Holistic similarity-based prediction of phosphorylation sites for understudied kinases

李宗夷教授研究團隊發表研究成果於Briefings in Bioinformatics



Phosphorylation is an essential mechanism for regulating protein activities. Determining kinase-specific phosphorylation sites by experiments involves time- consuming and expensive analyzes. Although several studies proposed computational methods to model kinase-specific phosphorylation sites, they typically required abundant experimentally verified phosphorylation sites to yield reliable predictions.
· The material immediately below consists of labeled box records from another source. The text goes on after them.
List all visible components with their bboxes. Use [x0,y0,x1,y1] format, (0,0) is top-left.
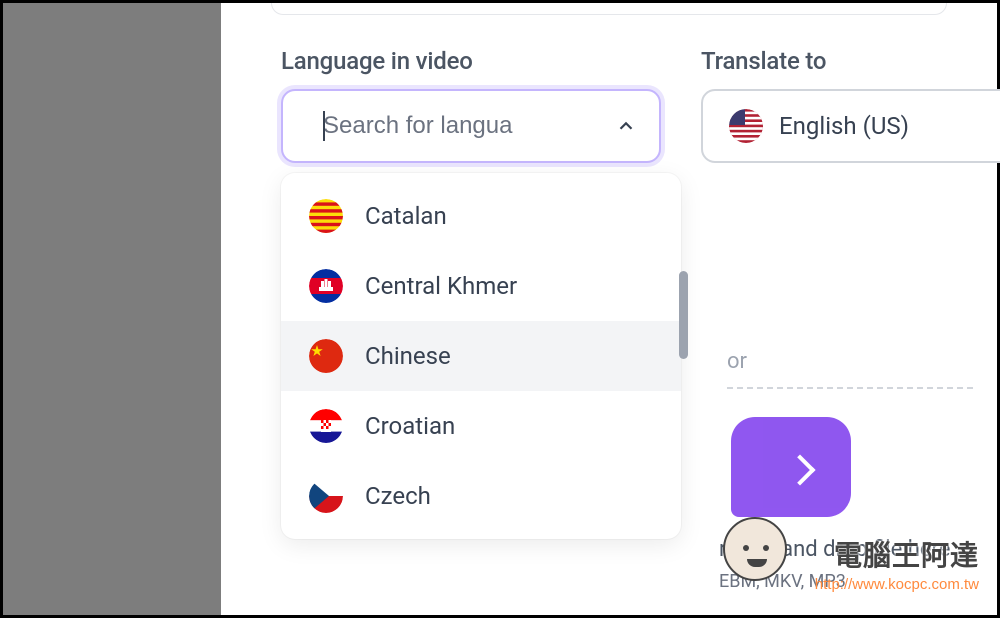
language-in-video-field: Language in video [281,47,661,163]
language-option-croatian[interactable]: Croatian [281,391,681,461]
language-search-input[interactable] [323,112,583,140]
content-panel: Language in video Translate to [221,3,997,615]
or-separator-label: or [727,349,747,374]
language-fields-row: Language in video Translate to [281,47,997,163]
language-option-label: Croatian [365,412,455,440]
language-search-select[interactable] [281,89,661,163]
flag-catalonia-icon [309,199,343,233]
language-option-czech[interactable]: Czech [281,461,681,531]
flag-cambodia-icon [309,269,343,303]
flag-croatia-icon [309,409,343,443]
dropdown-scrollbar-thumb[interactable] [679,271,688,359]
flag-czech-icon [309,479,343,513]
language-option-label: Chinese [365,342,451,370]
translate-to-label: Translate to [701,47,1000,75]
language-dropdown: Catalan Central Khmer [281,173,681,539]
language-option-label: Central Khmer [365,272,517,300]
translate-to-field: Translate to English (US) [701,47,1000,163]
top-panel-edge [271,3,947,15]
watermark: 電腦王阿達 http://www.kocpc.com.tw [815,534,979,593]
language-option-label: Catalan [365,202,447,230]
text-caret [323,111,325,141]
translate-to-value: English (US) [779,112,909,140]
watermark-mascot-icon [723,517,787,581]
app-frame: Language in video Translate to [0,0,1000,618]
translate-to-select[interactable]: English (US) [701,89,1000,163]
language-option-chinese[interactable]: Chinese [281,321,681,391]
language-in-video-label: Language in video [281,47,661,75]
language-option-label: Czech [365,482,431,510]
dropzone-border [727,387,973,389]
watermark-text: 電腦王阿達 [815,534,979,574]
watermark-url: http://www.kocpc.com.tw [815,576,979,593]
flag-china-icon [309,339,343,373]
chevron-up-icon[interactable] [615,115,637,137]
flag-us-icon [729,109,763,143]
language-option-khmer[interactable]: Central Khmer [281,251,681,321]
upload-file-icon [731,417,851,517]
language-option-catalan[interactable]: Catalan [281,181,681,251]
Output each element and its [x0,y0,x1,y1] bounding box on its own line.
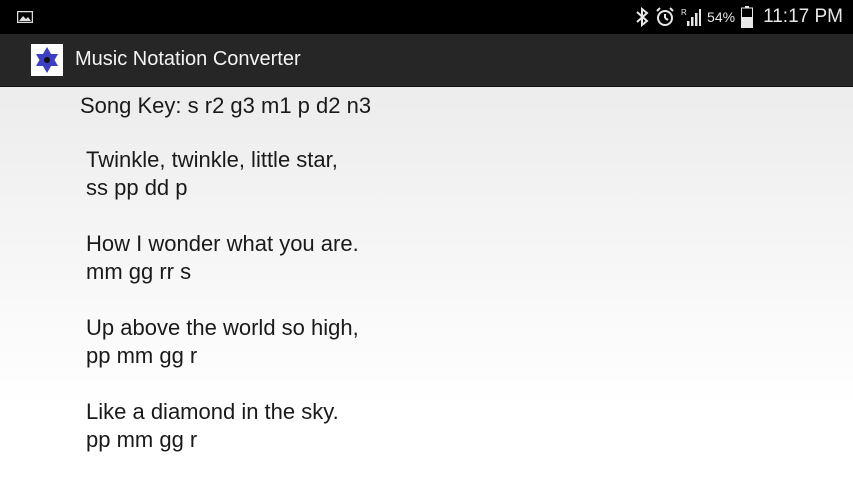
svg-text:R: R [681,8,687,17]
notes-line: pp mm gg r [86,427,198,452]
lyric-line: Twinkle, twinkle, little star, [86,147,338,172]
status-bar: R 54% 11:17 PM [0,0,853,34]
verse: How I wonder what you are. mm gg rr s [86,230,359,286]
verse: Twinkle, twinkle, little star, ss pp dd … [86,146,338,202]
star-of-david-icon[interactable] [31,44,63,76]
song-key: Song Key: s r2 g3 m1 p d2 n3 [80,93,372,118]
lyric-line: Like a diamond in the sky. [86,399,339,424]
notes-line: mm gg rr s [86,259,192,284]
signal-icon: R [681,7,702,27]
lyric-line: How I wonder what you are. [86,231,359,256]
clock: 11:17 PM [763,6,843,27]
battery-icon [741,6,754,28]
gallery-notification-icon [16,10,34,24]
lyric-line: Up above the world so high, [86,315,359,340]
notes-line: ss pp dd p [86,175,188,200]
bluetooth-icon [635,7,649,27]
app-title: Music Notation Converter [75,48,301,70]
battery-percent: 54% [707,9,736,25]
alarm-icon [655,7,675,27]
notes-line: pp mm gg r [86,343,198,368]
verse: Like a diamond in the sky. pp mm gg r [86,398,339,454]
verse: Up above the world so high, pp mm gg r [86,314,359,370]
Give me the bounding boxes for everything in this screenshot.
Nevertheless, the number of experimentally verified phosphorylation sites for most kinases is relatively small, and the targeting phosphorylation sites are still unidentified for some kinases. In fact, there is little research related to these understudied kinases in the literature. Thus, this study aims to create predictive models for these understudied kinases. A kinase-kinase similarity network was generated by merging
the sequence-, functional-, protein-domain- and ‘STRING’-related similarities. Thus, besides sequence data, protein-protein interactions and functional pathways were also considered to aid predictive modelling. This similarity network was then integrated with a classification of kinase groups to yield highly similar kinases to a specific understudied type of kinase. Their experimentally verified phosphorylation sites were leveraged as positive sites to train predictive models. The experimentally verified phosphorylation sites of the understudied kinase were used for validation. Results demonstrate that 82 out of 116 understudied kinases were predicted with adequate performance via the proposed modelling strategy, achieving a balanced accuracy of 0.81, 0.78, 0.84, 0.84, 0.85, 0.82, 0.90, 0.82 and 0.85, for the ‘TK’, ‘Other’, ‘STE’, ‘CAMK’, ‘TKL’, ‘CMGC’, ‘AGC’, ‘CK1’ and ‘Atypical’ groups, respectively. Therefore, this study demonstrates that web-like predictive networks can reliably capture the underlying patterns in such understudied kinases by harnessing relevant sources of similarities to predict their specific phosphorylation sites.